While China’s military activities have been under intense scrutiny over the past years, Beijing has been steadily increasing its non-military presence in the region, which risks angering the other countries with competing claims in the South China Sea.
In late March, the Guangdong Maritime Safety Administration, a civilian maritime agency under the Ministry of Transport, said it would soon start to build what it said was the country’s largest patrol vessel, weighing in at 10,200 tonnes.
The ship, expected to be launched before September 2021, could significantly improve China’s maritime law enforcement and search-and-rescue capability, according to the transport ministry.
Late last year the ministry said that three ocean observation centres had started operating on Fiery Cross Reef, Subi Reef and Mischief Reef, three of the largest islands Beijing has developed in the Spratly group.
In January, the transport ministry said a maritime rescue centre had also been built on Fiery Cross Reef to support life-saving missions.

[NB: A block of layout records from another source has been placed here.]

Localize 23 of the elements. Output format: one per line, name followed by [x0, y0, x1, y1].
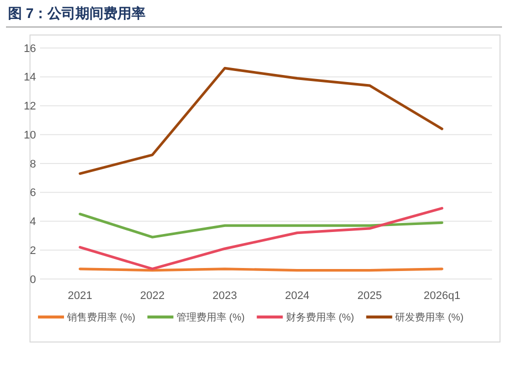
- legend-label: 管理费用率 (%): [176, 312, 245, 324]
- legend-label: 研发费用率 (%): [395, 312, 464, 324]
- y-tick-label: 16: [24, 42, 36, 55]
- y-tick-label: 14: [24, 72, 36, 84]
- line-series: [78, 66, 444, 175]
- y-tick-label: 12: [24, 100, 36, 113]
- x-tick-label: 2021: [68, 290, 92, 302]
- y-tick-label: 2: [30, 244, 36, 257]
- y-tick-label: 8: [30, 158, 36, 170]
- x-tick-label: 2022: [140, 290, 165, 302]
- line-series: [78, 212, 444, 238]
- x-tick-label: 2025: [357, 290, 382, 302]
- y-tick-label: 10: [24, 129, 36, 142]
- line-series: [78, 206, 444, 270]
- x-tick-label: 2023: [212, 290, 238, 302]
- legend-label: 销售费用率 (%): [66, 312, 136, 324]
- x-tick-label: 2024: [284, 290, 310, 302]
- y-tick-label: 0: [30, 274, 36, 286]
- legend-label: 财务费用率 (%): [286, 312, 354, 324]
- y-tick-label: 4: [30, 216, 36, 228]
- y-tick-label: 6: [30, 187, 36, 200]
- chart-title: 图 7：公司期间费用率: [8, 5, 146, 21]
- x-tick-label: 2026q1: [424, 290, 460, 302]
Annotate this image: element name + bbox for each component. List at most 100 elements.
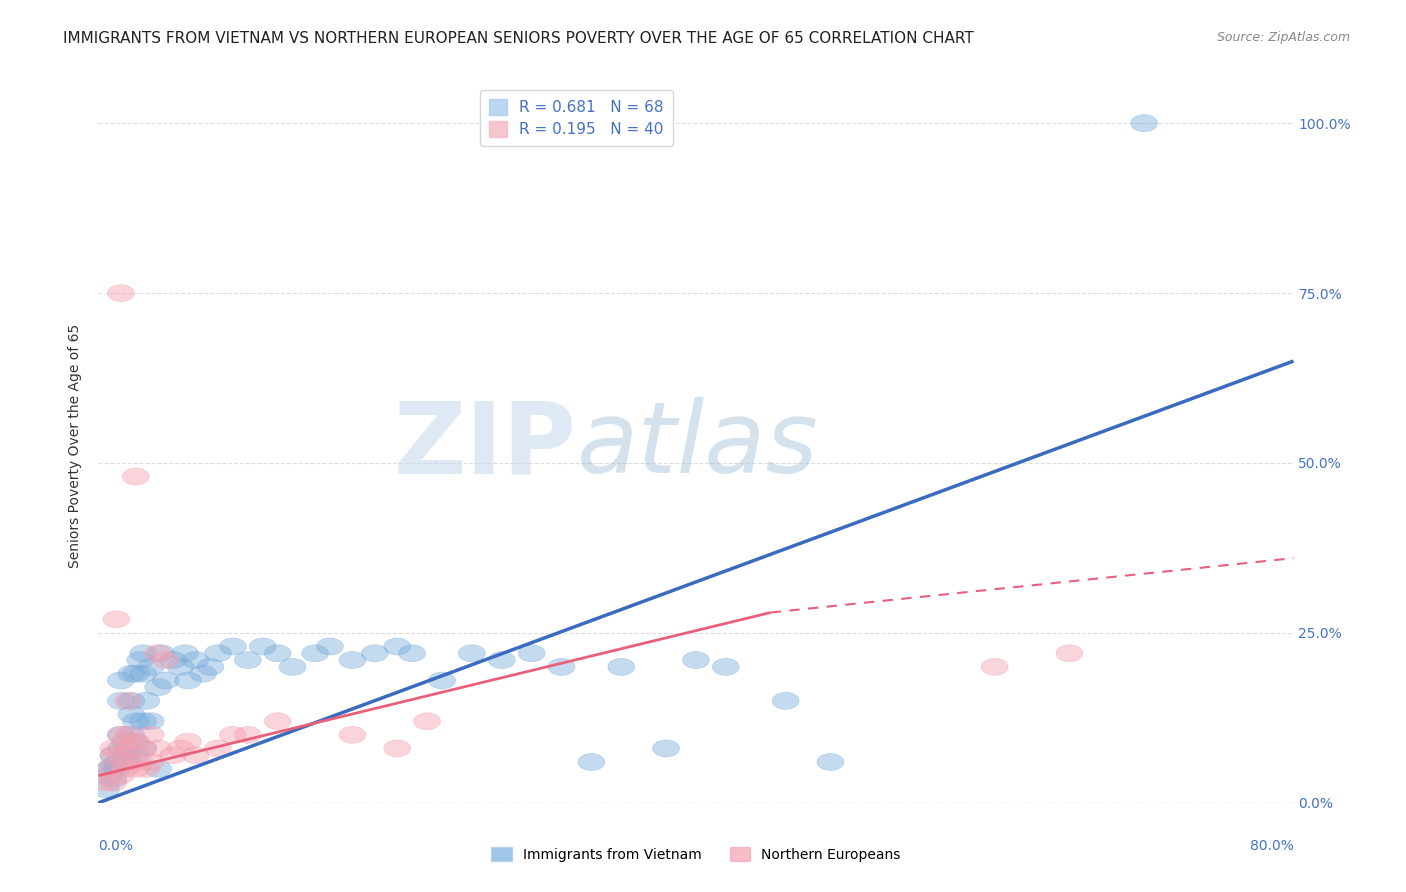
Ellipse shape [172, 645, 198, 662]
Y-axis label: Seniors Poverty Over the Age of 65: Seniors Poverty Over the Age of 65 [69, 324, 83, 568]
Ellipse shape [772, 692, 799, 709]
Ellipse shape [249, 638, 276, 655]
Text: 0.0%: 0.0% [98, 838, 134, 853]
Ellipse shape [115, 740, 142, 757]
Ellipse shape [93, 780, 120, 797]
Text: atlas: atlas [576, 398, 818, 494]
Ellipse shape [107, 726, 135, 743]
Ellipse shape [93, 774, 120, 791]
Ellipse shape [104, 754, 131, 771]
Ellipse shape [118, 692, 145, 709]
Ellipse shape [112, 733, 139, 750]
Text: Source: ZipAtlas.com: Source: ZipAtlas.com [1216, 31, 1350, 45]
Ellipse shape [122, 733, 149, 750]
Ellipse shape [219, 638, 246, 655]
Ellipse shape [183, 747, 209, 764]
Ellipse shape [219, 726, 246, 743]
Ellipse shape [138, 754, 165, 771]
Ellipse shape [112, 733, 139, 750]
Ellipse shape [107, 767, 135, 784]
Ellipse shape [112, 760, 139, 777]
Ellipse shape [122, 733, 149, 750]
Ellipse shape [148, 645, 174, 662]
Ellipse shape [264, 713, 291, 730]
Ellipse shape [167, 740, 194, 757]
Ellipse shape [152, 672, 179, 689]
Ellipse shape [122, 713, 149, 730]
Ellipse shape [817, 754, 844, 771]
Ellipse shape [118, 740, 145, 757]
Ellipse shape [174, 733, 201, 750]
Ellipse shape [264, 645, 291, 662]
Ellipse shape [578, 754, 605, 771]
Ellipse shape [129, 713, 156, 730]
Ellipse shape [138, 726, 165, 743]
Ellipse shape [384, 740, 411, 757]
Ellipse shape [519, 645, 546, 662]
Ellipse shape [160, 747, 187, 764]
Ellipse shape [107, 740, 135, 757]
Ellipse shape [1056, 645, 1083, 662]
Ellipse shape [122, 665, 149, 682]
Legend: R = 0.681   N = 68, R = 0.195   N = 40: R = 0.681 N = 68, R = 0.195 N = 40 [479, 90, 673, 146]
Ellipse shape [107, 672, 135, 689]
Ellipse shape [107, 285, 135, 301]
Ellipse shape [280, 658, 307, 675]
Ellipse shape [607, 658, 634, 675]
Ellipse shape [129, 645, 156, 662]
Ellipse shape [652, 740, 679, 757]
Ellipse shape [458, 645, 485, 662]
Ellipse shape [107, 747, 135, 764]
Text: ZIP: ZIP [394, 398, 576, 494]
Ellipse shape [339, 726, 366, 743]
Ellipse shape [204, 645, 232, 662]
Ellipse shape [129, 740, 156, 757]
Ellipse shape [138, 713, 165, 730]
Ellipse shape [122, 468, 149, 485]
Ellipse shape [682, 651, 710, 669]
Ellipse shape [100, 747, 127, 764]
Ellipse shape [548, 658, 575, 675]
Ellipse shape [115, 754, 142, 771]
Ellipse shape [429, 672, 456, 689]
Ellipse shape [107, 726, 135, 743]
Ellipse shape [361, 645, 388, 662]
Ellipse shape [96, 760, 122, 777]
Ellipse shape [118, 706, 145, 723]
Ellipse shape [100, 740, 127, 757]
Ellipse shape [100, 771, 127, 788]
Ellipse shape [122, 747, 149, 764]
Ellipse shape [1130, 115, 1157, 132]
Ellipse shape [138, 658, 165, 675]
Ellipse shape [190, 665, 217, 682]
Ellipse shape [132, 692, 160, 709]
Ellipse shape [103, 760, 129, 777]
Ellipse shape [160, 651, 187, 669]
Ellipse shape [97, 760, 124, 777]
Ellipse shape [100, 747, 127, 764]
Ellipse shape [204, 740, 232, 757]
Ellipse shape [115, 754, 142, 771]
Ellipse shape [100, 757, 127, 774]
Ellipse shape [129, 665, 156, 682]
Ellipse shape [115, 692, 142, 709]
Ellipse shape [132, 760, 160, 777]
Ellipse shape [167, 658, 194, 675]
Ellipse shape [118, 726, 145, 743]
Ellipse shape [235, 726, 262, 743]
Text: 80.0%: 80.0% [1250, 838, 1294, 853]
Ellipse shape [100, 774, 127, 791]
Ellipse shape [488, 651, 515, 669]
Ellipse shape [96, 767, 122, 784]
Ellipse shape [384, 638, 411, 655]
Ellipse shape [413, 713, 440, 730]
Ellipse shape [197, 658, 224, 675]
Ellipse shape [339, 651, 366, 669]
Ellipse shape [122, 760, 149, 777]
Ellipse shape [145, 679, 172, 696]
Ellipse shape [107, 692, 135, 709]
Ellipse shape [152, 651, 179, 669]
Ellipse shape [174, 672, 201, 689]
Text: IMMIGRANTS FROM VIETNAM VS NORTHERN EUROPEAN SENIORS POVERTY OVER THE AGE OF 65 : IMMIGRANTS FROM VIETNAM VS NORTHERN EURO… [63, 31, 974, 46]
Ellipse shape [981, 658, 1008, 675]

While Beijing argues that these facilities will help ensure maritime safety, other countries remain wary – especially given the way the lines between military and civilian operations are usually blurred in China, commonly described as a “grey-zone tactic”.
Admiral John Richardson, the head of the US Navy, told the Financial Times recently that China was increasingly using non-military vessels, including the coastguard and maritime militia, to assert its claims in the South China Sea.
In response, he said he had warned his Chinese counterpart, Vice-Admiral Shen Jinlong, that the US would start treating these ships as if they were part of the military.
Critics believe that China is “muddying the waters” because many of the facilities it has built in the area can have dual military and civilian uses.
Last year criticisms over Beijing’s militarisation of the South China Sea were heightened after satellite images showed seven military planes had landed on the runway built on Fiery Cross Reef, even though its ostensible purposes were civilian.
“Likewise, the buildings on the artificial islands that are often described as fishermen’s shelters and for other civilian purposes could also be used by troops,” Koh said.
“The various ocean observation facilities placed around [the islands], supposedly to promote hydrometeorological research and also for marine environmental monitoring, can also contribute to better military and maritime law enforcement operations in the area.”
Zhang Mingliang, an associate professor specialising in South China Sea studies at Jinan University in Guangzhou said Beijing would continue to build up its non-naval facilities and ships to consolidate its hold on the waters, where Brunei, Malaysia, the Philippines, Vietnam and Taiwan also have claims.
“China’s advantages over the Southeast Asian countries in terms of non-naval forces are already obvious,” he said, adding they would be unable to play catch-up.
He suggested that Beijing should share more of the facilities with its neighbours in the region to ease concerns from other claimant nations.
“China should not just share the information it has collected with its own government and military agencies as it has already done, but with foreign countries and even set a timeline to open the ports and berths to foreign ships and even navies in urgent cases.”
Observers agree that Beijing’s growing non-military presence in the South China Sea would further complicate China’s ongoing negotiations on a code of conduct with its Southeast Asian neighbours to reduce the risk of clashes in the area.
These talks have made little progress over the past decade, despite calls from all parties for a fast-track consultation.
“This is going to become a huge problem when it comes to the negotiations over the proposed code because of the dual-use nature of these facilities, and this will lead to differences about how best to categorise them and how they’ll be treated in the proposed code,” Koh said.
“With China continuing to build these facilities in the area, it’s more plausible to surmise that regional countries will remain wary and engage in their own countermeasures, including building up their militaries and coastguards, as well as engaging an external military presence.”